Quote: “I want every American to know that I am taking inflation very seriously and it’s my top domestic priority,” President Biden said Tuesday before the closely-watched report. “The first cause of inflation is a once-in-a-century pandemic. Not only did it shut down our global economy, it threw supply chains and demand completely out of whack… And this year we have a second cause: Mr. Putin’s war in Ukraine.”

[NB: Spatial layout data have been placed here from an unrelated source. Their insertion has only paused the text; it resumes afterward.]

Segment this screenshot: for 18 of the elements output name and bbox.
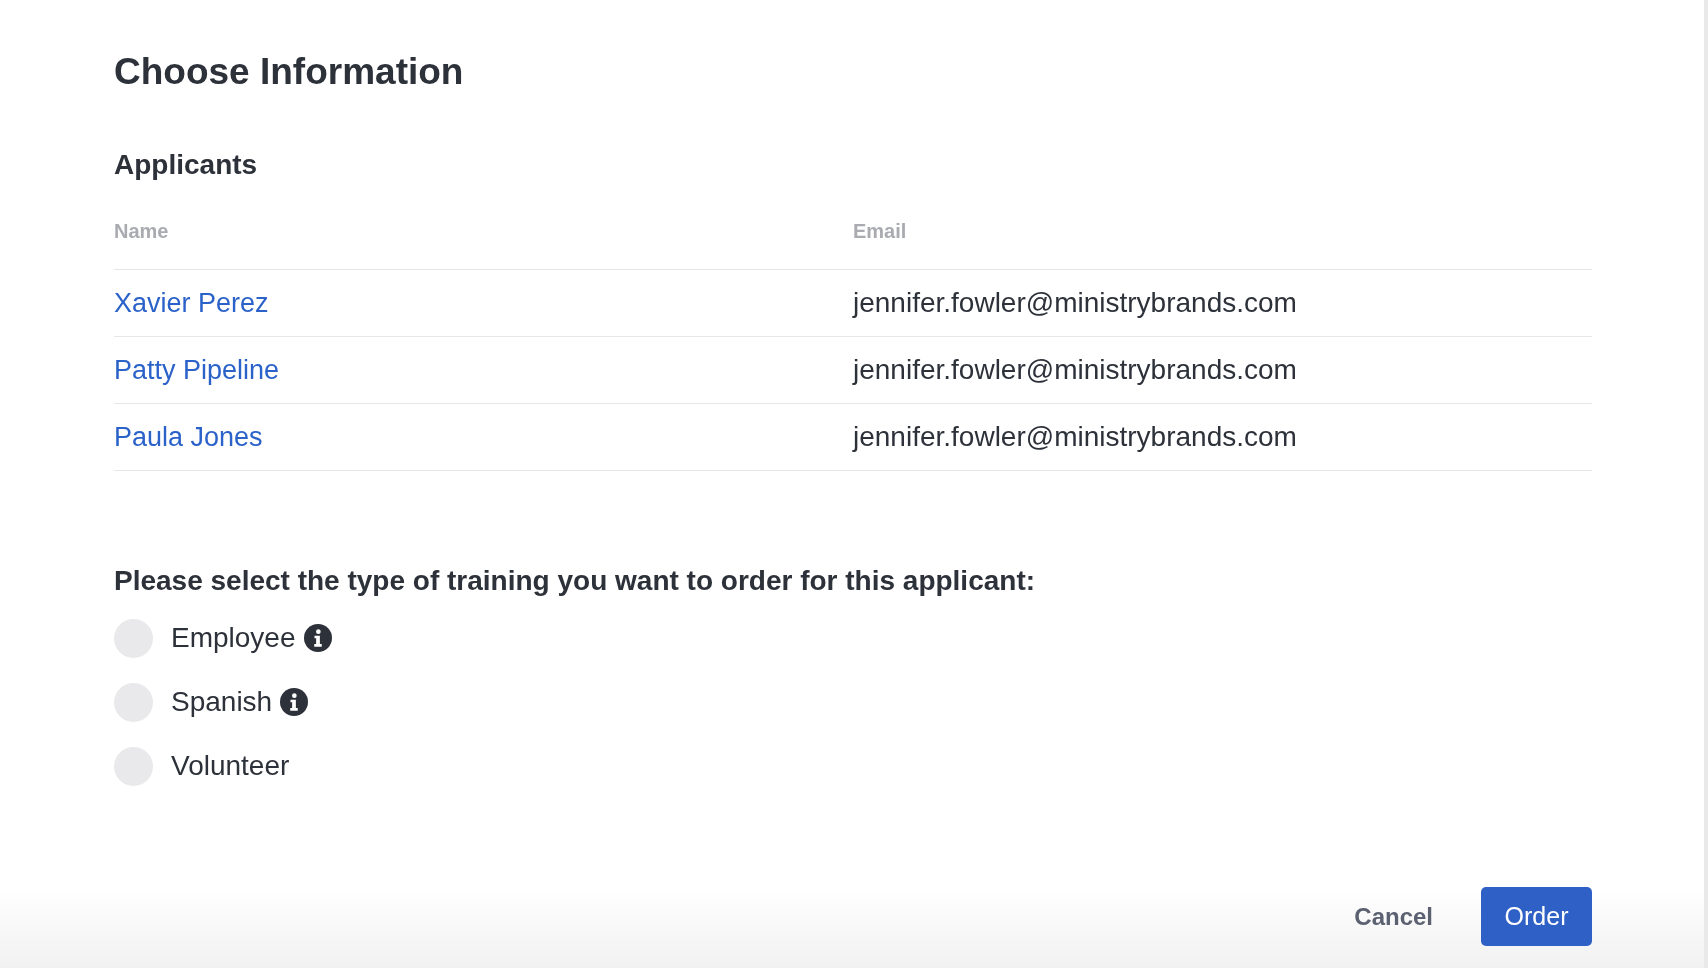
option-label: Volunteer [171, 750, 290, 782]
info-icon[interactable] [280, 688, 309, 716]
email-cell: jennifer.fowler@ministrybrands.com [853, 421, 1297, 452]
applicant-name-link[interactable]: Patty Pipeline [114, 355, 280, 385]
order-button[interactable]: Order [1481, 887, 1592, 946]
column-header: Email [853, 220, 907, 242]
info-icon[interactable] [303, 624, 332, 652]
option-label: Employee [171, 622, 296, 654]
email-cell: jennifer.fowler@ministrybrands.com [853, 354, 1297, 385]
cancel-button[interactable]: Cancel [1344, 887, 1443, 946]
dialog-title: Choose Information [114, 51, 464, 93]
column-header: Name [114, 220, 169, 242]
option-label: Spanish [171, 686, 273, 718]
section-heading: Applicants [114, 149, 258, 181]
applicant-name-link[interactable]: Xavier Perez [114, 288, 269, 318]
email-cell: jennifer.fowler@ministrybrands.com [853, 287, 1297, 318]
applicant-name-link[interactable]: Paula Jones [114, 422, 263, 452]
question-text: Please select the type of training you want to order for this applicant: [114, 565, 1036, 597]
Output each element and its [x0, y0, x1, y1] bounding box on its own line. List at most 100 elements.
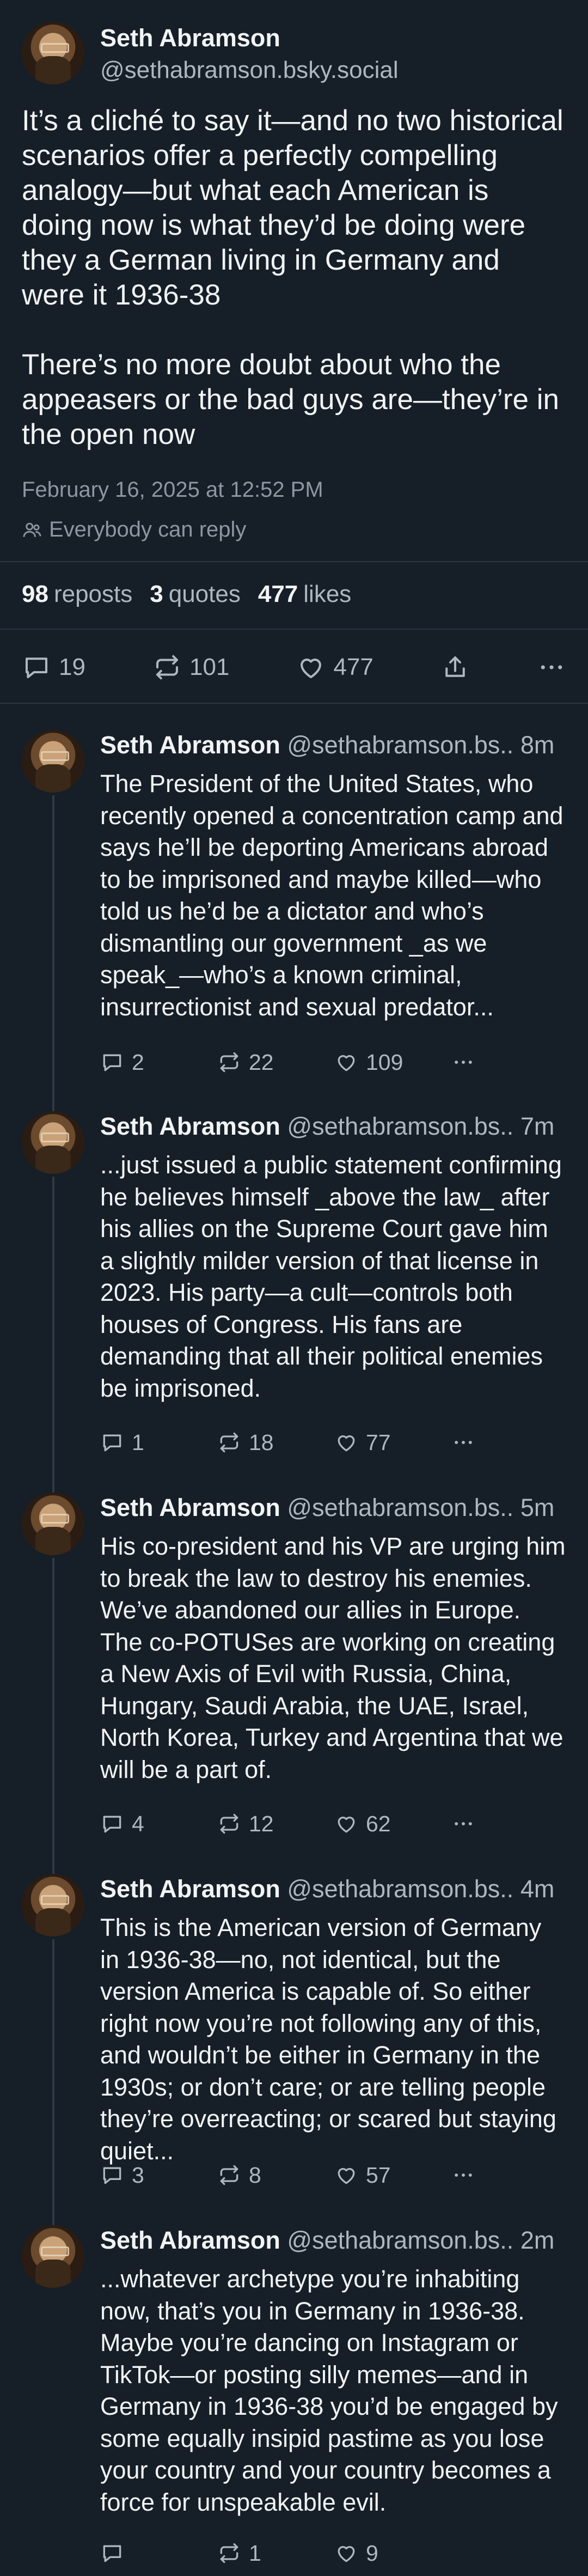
thread-line	[52, 2209, 54, 2225]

Biden went on to propose solutions like “lowering everyday costs for hard-working Americans” through Medicare price negotiation and caps, improving operations at ports to reduce supply chain logjams and promoting competition to get smaller companies into the market. Lowering the deficit will also be a priority by “asking large corporations and the wealthiest Americans to not engage in price gouging and pay their fair share in taxes.” With regards to cutting high energy prices, Biden said he had “led the world in the largest release of oil from our stockpiles in history,” allowed biofuels in gasoline, and is driving green investment at the same time as near-record domestic crude production. Oil companies will also not get a “free pass” for unused oil leases (numbering 9,000 nationwide) and will be required to pay taxes on them if they don’t produce more oil.
Not about one report: “I wouldn’t say [today’s] CPI matters by itself. I think the combination of March, [today’s] and May’s data will kind of be the big inflection point,” said Ben Jeffery, a fixed income strategist at BMO. “I think it will either reassert the selling pressure we saw that took 10s to 3.20%, or I think it will inspire more dip-buying interest for investors who have been waiting for signs that inflation is starting to peak.”